No, seniors are not exempted.
By anon
Thu, 05/12/2016 - 6:51am
Seniors are not exempted, nor should they be.
However, the CPA does allow for property owned and occupied as a domicile by a person who would qualify for low income housing or low or moderate income senior housing in the city or town (see below for these income limits listed by town). Residents must apply annually to receive this exemption.
how about a 10% surcharge for vacant buildings and empty lots?
By cinnamngrl
Wed, 05/11/2016 - 1:51pm
I think that would be better.
YES!
By Boston_res
Wed, 05/11/2016 - 1:59pm
Empty apartment tax! Tax those foreign investors who sit on properties here.
and storefronts that raise
By anon
Wed, 05/11/2016 - 3:07pm
and storefronts that raise the rent, pushing out 'undesirable' local businesses and waiting for banks and corporate tenants to sweep in (looking at you, rozzie square)
great idea, but not constitutional
By HarryMattison
Wed, 05/11/2016 - 3:11pm
State constitution would have to be amended to allow for a new tax rate
Explain
By SwirlyGrrl
Wed, 05/11/2016 - 9:35pm
Explain.
Remember that vacancy causes burden on local services as well.
Maybe it could be a fee instead of a tax, but I don't see it as being a new tax rate or having to do with the state constitution in any way.
Where are they?
By nightmoves
Wed, 05/11/2016 - 3:58pm
Occutards love this xenophobic talking point but I've yet to see one example.
Xenophobic?
By SwirlyGrrl
Wed, 05/11/2016 - 9:36pm
How so?
Vacant buildings are a source of criminal activity and put demand on government services.

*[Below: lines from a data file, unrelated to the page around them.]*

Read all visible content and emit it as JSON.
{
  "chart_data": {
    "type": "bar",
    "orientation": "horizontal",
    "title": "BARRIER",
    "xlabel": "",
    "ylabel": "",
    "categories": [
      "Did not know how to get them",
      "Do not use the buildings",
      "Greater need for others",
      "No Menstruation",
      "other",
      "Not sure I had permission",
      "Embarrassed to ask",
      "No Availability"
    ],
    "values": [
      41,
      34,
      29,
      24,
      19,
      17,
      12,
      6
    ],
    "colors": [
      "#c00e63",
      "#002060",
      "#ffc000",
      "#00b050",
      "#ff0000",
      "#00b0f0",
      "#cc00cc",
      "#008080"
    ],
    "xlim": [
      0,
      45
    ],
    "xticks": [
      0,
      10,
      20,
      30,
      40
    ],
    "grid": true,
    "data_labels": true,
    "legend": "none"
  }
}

I would love to see that. The
By anon
Thu, 05/12/2016 - 8:09am
I would love to see that. The city could make a bundle on Belgrade alone.
I am a 62 year old life long
By anon
Wed, 05/11/2016 - 2:21pm
I am a 62 year old life long (so far) resident of Boston. I am being taxed out. In the last 12 years my RE taxes have quadrupled from about $3000 a year to about $12000 a year. I feel like I am a renter to the City of Boston. These bums will never have enough money. They will tax the coins on a dead man's eyes. Oh carp I probably just gave them a new tax idea.